Is there a go-to database for storing User Activity data? The data would look something like this:
UserId , Timestamp, Activity(String, up to 255 chars), userGroup(arbitrary way of dividing users into groups)
1. High Write Throughput
2. (relatively high) availability
3. Reads will be only for dashboard / reports, therefore can tolerate higher delays.
4. Allow for huge tables: could easily get 100M records over a few days, read can get slower but writes cannot.
The stack I have in mind would look something like this:
WebApp -> Play2App(Scala) -> [Database]
AdminUI <- Play2App(Scala) <- (Spark? or maybe nothing) <- [Database]

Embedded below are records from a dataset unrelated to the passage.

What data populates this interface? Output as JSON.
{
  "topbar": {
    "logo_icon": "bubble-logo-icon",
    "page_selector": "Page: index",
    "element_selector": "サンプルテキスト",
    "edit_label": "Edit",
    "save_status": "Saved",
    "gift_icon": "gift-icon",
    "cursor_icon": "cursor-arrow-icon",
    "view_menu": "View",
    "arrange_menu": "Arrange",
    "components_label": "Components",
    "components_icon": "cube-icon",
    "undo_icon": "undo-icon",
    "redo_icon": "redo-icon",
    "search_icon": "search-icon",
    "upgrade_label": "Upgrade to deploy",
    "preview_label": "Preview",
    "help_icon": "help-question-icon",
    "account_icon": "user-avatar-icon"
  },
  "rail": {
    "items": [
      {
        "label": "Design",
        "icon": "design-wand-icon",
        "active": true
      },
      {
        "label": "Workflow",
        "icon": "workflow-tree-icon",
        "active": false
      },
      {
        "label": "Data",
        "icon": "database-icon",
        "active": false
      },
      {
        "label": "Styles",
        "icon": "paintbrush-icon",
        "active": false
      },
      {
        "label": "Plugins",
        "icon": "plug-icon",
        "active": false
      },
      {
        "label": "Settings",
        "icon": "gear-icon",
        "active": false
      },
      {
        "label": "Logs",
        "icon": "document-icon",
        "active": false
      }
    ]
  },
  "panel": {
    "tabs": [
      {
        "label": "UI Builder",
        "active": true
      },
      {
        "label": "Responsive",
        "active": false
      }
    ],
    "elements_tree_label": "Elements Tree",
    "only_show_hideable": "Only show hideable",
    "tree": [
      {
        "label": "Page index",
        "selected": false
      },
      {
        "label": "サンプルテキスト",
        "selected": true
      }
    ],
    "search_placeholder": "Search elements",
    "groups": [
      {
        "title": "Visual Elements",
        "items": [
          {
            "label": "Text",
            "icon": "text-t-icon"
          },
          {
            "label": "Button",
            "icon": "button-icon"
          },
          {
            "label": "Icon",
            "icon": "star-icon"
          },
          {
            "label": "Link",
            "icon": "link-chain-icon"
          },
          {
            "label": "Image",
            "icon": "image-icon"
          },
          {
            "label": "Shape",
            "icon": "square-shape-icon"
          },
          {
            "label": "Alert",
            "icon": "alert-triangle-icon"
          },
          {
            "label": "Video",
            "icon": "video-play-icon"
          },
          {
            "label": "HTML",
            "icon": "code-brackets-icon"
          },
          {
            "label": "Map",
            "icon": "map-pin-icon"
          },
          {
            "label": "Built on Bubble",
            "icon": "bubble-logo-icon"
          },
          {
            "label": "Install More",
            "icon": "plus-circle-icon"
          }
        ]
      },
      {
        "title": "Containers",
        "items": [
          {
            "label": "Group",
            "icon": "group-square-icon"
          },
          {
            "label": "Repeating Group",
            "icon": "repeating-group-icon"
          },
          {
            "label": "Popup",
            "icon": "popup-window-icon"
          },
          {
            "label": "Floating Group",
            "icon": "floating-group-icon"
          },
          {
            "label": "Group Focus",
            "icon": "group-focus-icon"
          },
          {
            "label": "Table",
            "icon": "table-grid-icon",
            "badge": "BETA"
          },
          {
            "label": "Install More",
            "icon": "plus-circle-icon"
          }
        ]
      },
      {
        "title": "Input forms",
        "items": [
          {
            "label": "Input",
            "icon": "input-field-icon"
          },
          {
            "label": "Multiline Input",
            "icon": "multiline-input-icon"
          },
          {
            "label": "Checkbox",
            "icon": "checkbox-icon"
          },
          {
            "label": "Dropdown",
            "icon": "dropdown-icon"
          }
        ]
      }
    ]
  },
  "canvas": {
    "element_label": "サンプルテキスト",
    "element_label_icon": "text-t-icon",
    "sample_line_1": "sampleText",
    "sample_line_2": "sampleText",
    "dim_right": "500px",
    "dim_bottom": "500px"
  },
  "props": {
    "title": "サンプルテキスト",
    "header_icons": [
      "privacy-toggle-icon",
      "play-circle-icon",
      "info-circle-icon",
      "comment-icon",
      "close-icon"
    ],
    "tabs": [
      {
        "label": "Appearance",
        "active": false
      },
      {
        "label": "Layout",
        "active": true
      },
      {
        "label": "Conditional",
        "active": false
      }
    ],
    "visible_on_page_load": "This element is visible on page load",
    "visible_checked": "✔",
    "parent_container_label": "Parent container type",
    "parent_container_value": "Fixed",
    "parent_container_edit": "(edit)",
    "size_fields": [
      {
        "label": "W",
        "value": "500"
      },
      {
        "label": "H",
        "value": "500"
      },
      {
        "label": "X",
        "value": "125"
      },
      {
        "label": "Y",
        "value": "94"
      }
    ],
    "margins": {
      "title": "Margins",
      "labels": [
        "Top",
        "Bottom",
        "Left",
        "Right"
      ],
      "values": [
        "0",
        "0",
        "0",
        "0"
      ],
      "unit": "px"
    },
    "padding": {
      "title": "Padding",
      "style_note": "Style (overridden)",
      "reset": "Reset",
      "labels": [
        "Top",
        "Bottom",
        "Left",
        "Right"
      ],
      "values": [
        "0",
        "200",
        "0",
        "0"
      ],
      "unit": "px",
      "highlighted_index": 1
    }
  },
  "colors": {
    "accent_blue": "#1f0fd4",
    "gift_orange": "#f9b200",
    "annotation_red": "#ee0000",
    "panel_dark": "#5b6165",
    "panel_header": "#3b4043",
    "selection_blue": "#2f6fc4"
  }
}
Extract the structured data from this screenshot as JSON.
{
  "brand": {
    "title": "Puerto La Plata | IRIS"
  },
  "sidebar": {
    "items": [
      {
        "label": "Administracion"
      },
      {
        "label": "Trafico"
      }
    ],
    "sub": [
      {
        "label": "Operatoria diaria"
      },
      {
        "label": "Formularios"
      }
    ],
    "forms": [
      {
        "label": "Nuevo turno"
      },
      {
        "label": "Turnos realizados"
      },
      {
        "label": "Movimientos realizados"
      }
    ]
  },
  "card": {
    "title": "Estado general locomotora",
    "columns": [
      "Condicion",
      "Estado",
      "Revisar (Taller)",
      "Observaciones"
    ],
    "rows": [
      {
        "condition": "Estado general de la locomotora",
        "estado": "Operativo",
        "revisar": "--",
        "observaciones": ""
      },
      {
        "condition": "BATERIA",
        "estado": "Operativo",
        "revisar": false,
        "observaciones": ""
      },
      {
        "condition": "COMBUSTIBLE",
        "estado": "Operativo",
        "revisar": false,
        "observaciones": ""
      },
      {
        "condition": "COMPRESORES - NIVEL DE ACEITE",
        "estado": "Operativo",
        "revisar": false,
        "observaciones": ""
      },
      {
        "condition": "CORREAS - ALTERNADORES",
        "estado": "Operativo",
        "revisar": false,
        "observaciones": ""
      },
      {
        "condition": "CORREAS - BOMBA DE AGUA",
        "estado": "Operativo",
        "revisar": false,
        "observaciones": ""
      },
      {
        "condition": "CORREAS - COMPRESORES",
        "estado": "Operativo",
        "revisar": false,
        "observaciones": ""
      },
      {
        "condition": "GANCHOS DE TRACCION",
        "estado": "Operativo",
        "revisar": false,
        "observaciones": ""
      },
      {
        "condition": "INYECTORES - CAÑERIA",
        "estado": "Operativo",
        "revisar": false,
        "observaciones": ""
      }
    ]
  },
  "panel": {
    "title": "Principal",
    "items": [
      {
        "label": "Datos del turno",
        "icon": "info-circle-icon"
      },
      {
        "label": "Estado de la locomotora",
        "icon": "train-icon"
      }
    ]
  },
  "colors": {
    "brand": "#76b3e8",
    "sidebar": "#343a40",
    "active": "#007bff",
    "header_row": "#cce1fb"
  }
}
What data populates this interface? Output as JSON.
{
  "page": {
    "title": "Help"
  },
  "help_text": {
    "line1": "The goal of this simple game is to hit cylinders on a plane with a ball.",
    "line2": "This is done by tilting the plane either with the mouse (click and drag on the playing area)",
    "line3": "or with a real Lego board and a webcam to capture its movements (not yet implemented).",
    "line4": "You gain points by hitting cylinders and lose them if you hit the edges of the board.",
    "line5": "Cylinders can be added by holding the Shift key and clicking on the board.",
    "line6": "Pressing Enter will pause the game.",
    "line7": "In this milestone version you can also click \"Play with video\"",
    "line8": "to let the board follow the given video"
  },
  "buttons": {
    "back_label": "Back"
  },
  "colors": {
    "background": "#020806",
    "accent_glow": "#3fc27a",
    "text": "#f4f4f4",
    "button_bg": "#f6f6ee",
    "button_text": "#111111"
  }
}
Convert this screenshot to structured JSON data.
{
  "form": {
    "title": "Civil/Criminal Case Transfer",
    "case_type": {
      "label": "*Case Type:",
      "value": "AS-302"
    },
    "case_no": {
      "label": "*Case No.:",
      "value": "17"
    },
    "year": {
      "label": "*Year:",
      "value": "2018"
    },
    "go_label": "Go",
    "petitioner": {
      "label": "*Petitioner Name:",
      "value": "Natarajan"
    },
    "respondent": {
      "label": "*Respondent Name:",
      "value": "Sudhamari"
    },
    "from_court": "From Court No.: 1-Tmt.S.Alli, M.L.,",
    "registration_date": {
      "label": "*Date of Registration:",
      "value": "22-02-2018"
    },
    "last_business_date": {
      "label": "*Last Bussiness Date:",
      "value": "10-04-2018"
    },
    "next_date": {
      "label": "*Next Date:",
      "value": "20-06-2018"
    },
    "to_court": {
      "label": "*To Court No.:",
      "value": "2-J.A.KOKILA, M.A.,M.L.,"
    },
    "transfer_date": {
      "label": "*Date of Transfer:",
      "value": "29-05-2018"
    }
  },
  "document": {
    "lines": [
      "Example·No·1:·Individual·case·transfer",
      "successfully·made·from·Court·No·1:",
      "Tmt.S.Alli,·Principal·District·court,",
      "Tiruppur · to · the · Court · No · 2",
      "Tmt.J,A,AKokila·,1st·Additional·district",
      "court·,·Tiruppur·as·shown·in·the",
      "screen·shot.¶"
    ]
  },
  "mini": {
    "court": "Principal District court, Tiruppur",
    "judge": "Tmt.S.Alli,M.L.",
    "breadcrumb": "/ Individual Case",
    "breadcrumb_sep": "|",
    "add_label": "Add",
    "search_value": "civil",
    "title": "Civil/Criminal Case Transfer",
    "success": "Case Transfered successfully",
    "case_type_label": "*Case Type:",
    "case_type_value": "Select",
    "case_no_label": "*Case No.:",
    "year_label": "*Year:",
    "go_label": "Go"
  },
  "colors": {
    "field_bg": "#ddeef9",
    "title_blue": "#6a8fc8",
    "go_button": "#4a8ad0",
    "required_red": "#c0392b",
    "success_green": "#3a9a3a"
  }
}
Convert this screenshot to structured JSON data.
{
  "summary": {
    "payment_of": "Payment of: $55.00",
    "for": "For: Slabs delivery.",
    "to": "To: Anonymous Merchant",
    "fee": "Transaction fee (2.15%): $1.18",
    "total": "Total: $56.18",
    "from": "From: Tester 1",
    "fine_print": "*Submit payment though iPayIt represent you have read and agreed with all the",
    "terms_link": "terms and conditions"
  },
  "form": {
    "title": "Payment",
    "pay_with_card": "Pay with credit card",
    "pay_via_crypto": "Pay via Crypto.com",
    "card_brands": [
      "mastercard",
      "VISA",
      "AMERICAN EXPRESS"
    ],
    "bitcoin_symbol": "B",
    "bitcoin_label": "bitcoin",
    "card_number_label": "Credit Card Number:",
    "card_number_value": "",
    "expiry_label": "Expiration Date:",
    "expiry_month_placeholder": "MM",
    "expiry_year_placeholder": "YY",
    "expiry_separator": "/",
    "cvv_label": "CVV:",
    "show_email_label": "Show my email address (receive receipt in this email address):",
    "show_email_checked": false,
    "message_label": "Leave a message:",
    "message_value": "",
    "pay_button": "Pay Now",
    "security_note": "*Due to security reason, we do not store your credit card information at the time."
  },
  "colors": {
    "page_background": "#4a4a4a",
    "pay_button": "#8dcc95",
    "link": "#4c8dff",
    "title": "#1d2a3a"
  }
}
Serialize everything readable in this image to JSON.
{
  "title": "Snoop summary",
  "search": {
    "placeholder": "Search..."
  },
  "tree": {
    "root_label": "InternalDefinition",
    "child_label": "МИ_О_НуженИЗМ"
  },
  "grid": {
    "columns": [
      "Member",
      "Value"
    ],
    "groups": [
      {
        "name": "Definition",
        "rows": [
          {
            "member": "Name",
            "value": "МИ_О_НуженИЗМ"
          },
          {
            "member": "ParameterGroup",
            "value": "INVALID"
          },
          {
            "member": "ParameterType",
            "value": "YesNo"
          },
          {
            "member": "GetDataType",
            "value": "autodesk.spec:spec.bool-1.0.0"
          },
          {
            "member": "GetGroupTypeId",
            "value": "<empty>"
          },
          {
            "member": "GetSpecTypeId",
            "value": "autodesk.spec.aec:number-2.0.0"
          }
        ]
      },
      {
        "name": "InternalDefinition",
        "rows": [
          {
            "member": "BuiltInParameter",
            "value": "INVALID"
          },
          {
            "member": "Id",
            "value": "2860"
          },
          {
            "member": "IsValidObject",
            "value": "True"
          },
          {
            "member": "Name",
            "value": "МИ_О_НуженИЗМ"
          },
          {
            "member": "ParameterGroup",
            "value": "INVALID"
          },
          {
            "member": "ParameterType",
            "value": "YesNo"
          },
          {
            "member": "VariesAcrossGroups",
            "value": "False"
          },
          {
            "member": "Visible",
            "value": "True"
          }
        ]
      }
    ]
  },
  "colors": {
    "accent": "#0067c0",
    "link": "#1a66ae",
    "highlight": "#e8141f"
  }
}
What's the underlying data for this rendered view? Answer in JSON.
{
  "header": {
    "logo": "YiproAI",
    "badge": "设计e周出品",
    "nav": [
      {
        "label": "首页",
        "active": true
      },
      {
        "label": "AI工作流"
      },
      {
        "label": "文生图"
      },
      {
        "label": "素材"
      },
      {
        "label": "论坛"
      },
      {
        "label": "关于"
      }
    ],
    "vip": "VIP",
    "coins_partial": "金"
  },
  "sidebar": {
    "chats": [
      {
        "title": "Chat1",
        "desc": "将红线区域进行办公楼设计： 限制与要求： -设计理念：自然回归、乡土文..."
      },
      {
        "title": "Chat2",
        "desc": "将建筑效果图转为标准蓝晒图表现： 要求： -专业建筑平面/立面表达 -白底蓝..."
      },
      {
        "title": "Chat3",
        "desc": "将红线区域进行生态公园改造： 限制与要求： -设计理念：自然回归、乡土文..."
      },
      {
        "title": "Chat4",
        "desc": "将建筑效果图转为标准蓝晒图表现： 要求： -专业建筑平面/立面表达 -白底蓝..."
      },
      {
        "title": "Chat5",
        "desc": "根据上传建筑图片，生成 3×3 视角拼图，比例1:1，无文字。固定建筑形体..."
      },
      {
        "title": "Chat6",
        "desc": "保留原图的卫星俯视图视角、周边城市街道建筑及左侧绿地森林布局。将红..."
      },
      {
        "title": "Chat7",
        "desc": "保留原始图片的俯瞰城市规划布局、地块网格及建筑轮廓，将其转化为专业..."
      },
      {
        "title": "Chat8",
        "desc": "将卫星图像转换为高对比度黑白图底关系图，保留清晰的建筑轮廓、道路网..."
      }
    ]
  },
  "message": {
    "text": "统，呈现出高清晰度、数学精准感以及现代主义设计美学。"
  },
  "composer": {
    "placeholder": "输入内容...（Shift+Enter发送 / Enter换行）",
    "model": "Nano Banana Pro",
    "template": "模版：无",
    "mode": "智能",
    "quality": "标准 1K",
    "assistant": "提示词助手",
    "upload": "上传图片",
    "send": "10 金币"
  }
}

What's a good DB tech for this use case? I already have RDB that drives everything else, but would like another (most likely) NoSQL Database to store user activity data only. Is there a go-to DB in this case?
Current top contenders:
MongoDB, CouchDB, Hbase(But will hate to have to manage it), Cassandra
Based on your requirements, sounds like Cassandra is the way to go.
Cassandra has a heavily optimised write path and performs very well for write-intensive workloads. Cassandra will also easily be able to accommodate increased number of records as you are already committed to bucketing your data. The limiting factor will be having about 100MB per partition (userGroup), which should be fine with planning around how many users per userGroup.
Note that Cassandra does not have a flexible schema, which is fine for what you are planning, but not good if you want to be able to produce more customizable reports in the future.